Diversi governatori si sono espressi nel merito. Attilio Fontana, governatore della Lombardia, ha assicurato un graduale miglioramento delle liste nella sua regione, mentre Vincenzo De Luca, governatore della Campania, ha sottolineato come la sua Regione sia la prima della classe nello smaltimento delle lunghe attese. La questione ha assunto anche una dimensione politica, con il Movimento 5 Stelle che ha giudicato inefficace il decreto per lo smaltimento delle liste d’attesa e il Partito Democratico che ha accusato il ministro di “scaricare la responsabilità sulle Regioni”, dimenticando le responsabilità a monte, visto che sono stati tagliati i fondi alla sanità.
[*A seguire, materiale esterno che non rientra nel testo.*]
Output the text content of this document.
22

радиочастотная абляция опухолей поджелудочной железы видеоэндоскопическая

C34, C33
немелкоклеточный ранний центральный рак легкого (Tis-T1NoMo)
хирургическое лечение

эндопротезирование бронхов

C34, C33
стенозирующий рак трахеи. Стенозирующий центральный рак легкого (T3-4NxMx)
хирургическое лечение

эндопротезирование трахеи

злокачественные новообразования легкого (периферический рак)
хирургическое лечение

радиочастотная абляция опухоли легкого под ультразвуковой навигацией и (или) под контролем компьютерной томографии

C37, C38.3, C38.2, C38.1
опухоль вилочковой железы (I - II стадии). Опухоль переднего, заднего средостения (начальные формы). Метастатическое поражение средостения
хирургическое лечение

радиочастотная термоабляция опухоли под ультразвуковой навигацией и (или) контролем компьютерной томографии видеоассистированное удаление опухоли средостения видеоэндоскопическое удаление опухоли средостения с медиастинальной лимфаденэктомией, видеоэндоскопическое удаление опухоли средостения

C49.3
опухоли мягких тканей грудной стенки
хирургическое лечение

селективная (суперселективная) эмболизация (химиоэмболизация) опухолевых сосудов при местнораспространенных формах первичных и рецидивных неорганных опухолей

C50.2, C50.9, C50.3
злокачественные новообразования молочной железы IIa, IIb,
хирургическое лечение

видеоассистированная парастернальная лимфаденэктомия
Un ulteriore fronte di scontro è emerso in relazione alla retroattività del decreto sul payback sanitario. La Regione Lombardia, come noto, ha fatto ricorso al Tar, denunciando un danno di 130 milioni di euro. L’assessore al Welfare, Guido Bertolaso, ha parlato di iniquità, mentre Fontana ha rivendicato la “libertà di difendersi”, sostenendo che “la Sinistra è inginocchiata ai partiti, mentre nel centro-destra siamo autonomi”. Il Partito Democratico ha commentato il nuovo scontro sul payback, affermando invece che “sulla sanità ogni giorno si assiste a scontri interni e il caos regna sovrano”.
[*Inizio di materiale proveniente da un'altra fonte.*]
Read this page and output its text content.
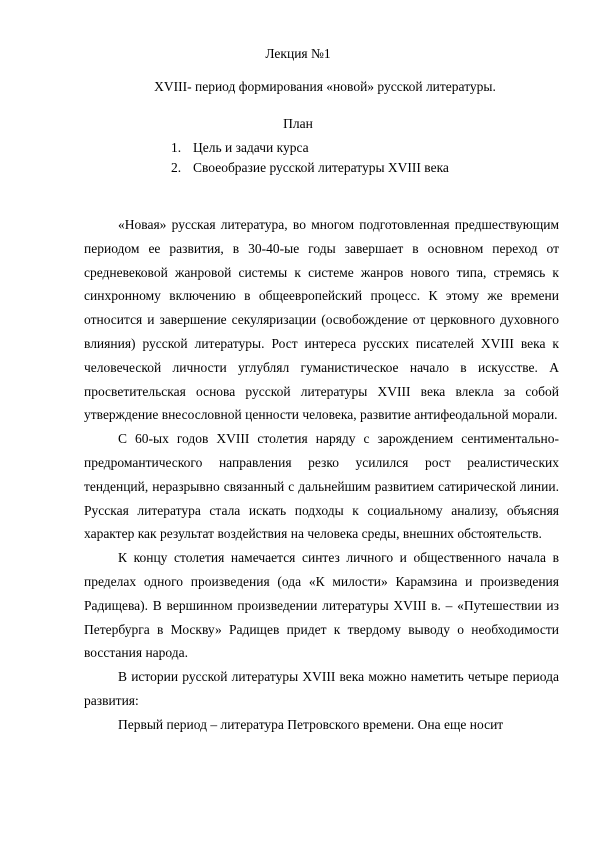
Лекция №1
XVIII- период формирования «новой» русской литературы.
План
1. Цель и задачи курса
2. Своеобразие русской литературы XVIII века

«Новая» русская литература, во многом подготовленная предшествующим периодом ее развития, в 30-40-ые годы завершает в основном переход от средневековой жанровой системы к системе жанров нового типа, стремясь к синхронному включению в общеевропейский процесс. К этому же времени относится и завершение секуляризации (освобождение от церковного духовного влияния) русской литературы. Рост интереса русских писателей XVIII века к человеческой личности углублял гуманистическое начало в искусстве. А просветительская основа русской литературы XVIII века влекла за собой утверждение внесословной ценности человека, развитие антифеодальной морали.

С 60-ых годов XVIII столетия наряду с зарождением сентиментально- предромантического направления резко усилился рост реалистических тенденций, неразрывно связанный с дальнейшим развитием сатирической линии. Русская литература стала искать подходы к социальному анализу, объясняя характер как результат воздействия на человека среды, внешних обстоятельств.

К концу столетия намечается синтез личного и общественного начала в пределах одного произведения (ода «К милости» Карамзина и произведения Радищева). В вершинном произведении литературы XVIII в. – «Путешествии из Петербурга в Москву» Радищев придет к твердому выводу о необходимости восстания народа.

В истории русской литературы XVIII века можно наметить четыре периода развития:

Первый период – литература Петровского времени. Она еще носит
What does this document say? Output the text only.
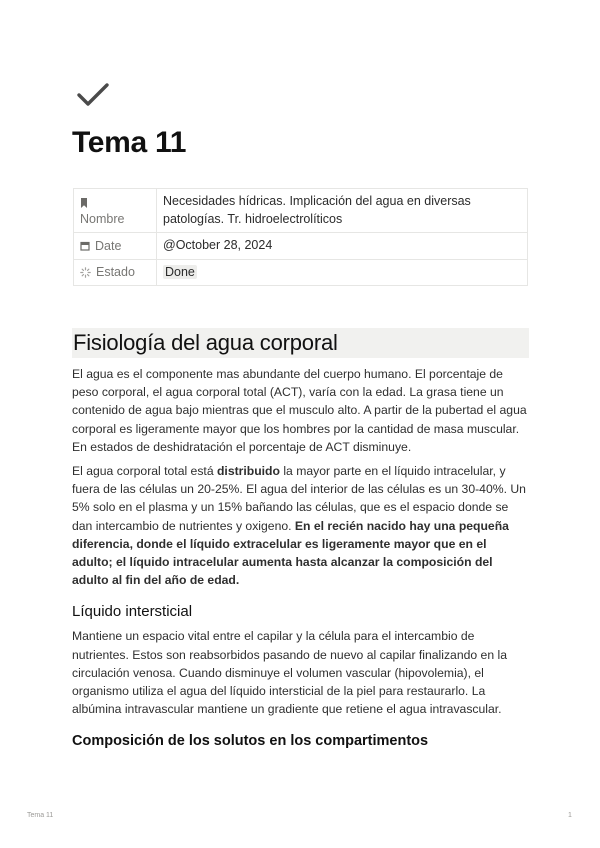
Tema 11
Nombre	Necesidades hídricas. Implicación del agua en diversas patologías. Tr. hidroelectrolíticos

Date	@October 28, 2024

Estado	Done
Fisiología del agua corporal

El agua es el componente mas abundante del cuerpo humano. El porcentaje de peso corporal, el agua corporal total (ACT), varía con la edad. La grasa tiene un contenido de agua bajo mientras que el musculo alto. A partir de la pubertad el agua corporal es ligeramente mayor que los hombres por la cantidad de masa muscular. En estados de deshidratación el porcentaje de ACT disminuye.

El agua corporal total está distribuido la mayor parte en el líquido intracelular, y fuera de las células un 20-25%. El agua del interior de las células es un 30-40%. Un 5% solo en el plasma y un 15% bañando las células, que es el espacio donde se dan intercambio de nutrientes y oxigeno. En el recién nacido hay una pequeña diferencia, donde el líquido extracelular es ligeramente mayor que en el adulto; el líquido intracelular aumenta hasta alcanzar la composición del adulto al fin del año de edad.

Líquido intersticial

Mantiene un espacio vital entre el capilar y la célula para el intercambio de nutrientes. Estos son reabsorbidos pasando de nuevo al capilar finalizando en la circulación venosa. Cuando disminuye el volumen vascular (hipovolemia), el organismo utiliza el agua del líquido intersticial de la piel para restaurarlo. La albúmina intravascular mantiene un gradiente que retiene el agua intravascular.

Composición de los solutos en los compartimentos
Tema 11	1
In questo scenario vengono a galla le fragilità e le incertezze sul futuro del Sistema Sanitario Nazionale in un’epoca di vacche magre. Mentre il ministro ribadisce la sua autorità e il suo approccio alla riforma della Medicina Generale, le Regioni si preparano a difendere la loro autonomia e rivendicare le scelte. I medici di famiglia, in mezzo a questo conflitto, si trovano a dover gestire una situazione complessa. La Fimmg giudica strumentali gli attacchi di chi afferma che il cambiamento dello status giuridico della medicina generale possa sfoltire le liste d’attesa. “Forse chi li sostiene considera appropriata solo una gestione amministrativa. Se invece si desidera una appropriatezza assistenziale, la faccenda cambia radicalmente”, commenta il segretario del sindacato dei medici di famiglia. Con una provocazione, Scotti conclude: “Se invece la riforma che qualcuno si aspetta nasconde il controllo gerarchico precostituito della risposta che un medico possa determinare al bisogno di un suo assistito, allora la suggeriamo noi la vera riforma: assorbiamo la medicina di famiglia come un corpo sanitario dell’Esercito Italiano, qualche presidente ne sarà contento ma bisognerà poi spiegare ai cittadini che come medico avranno un caporale di giornata”.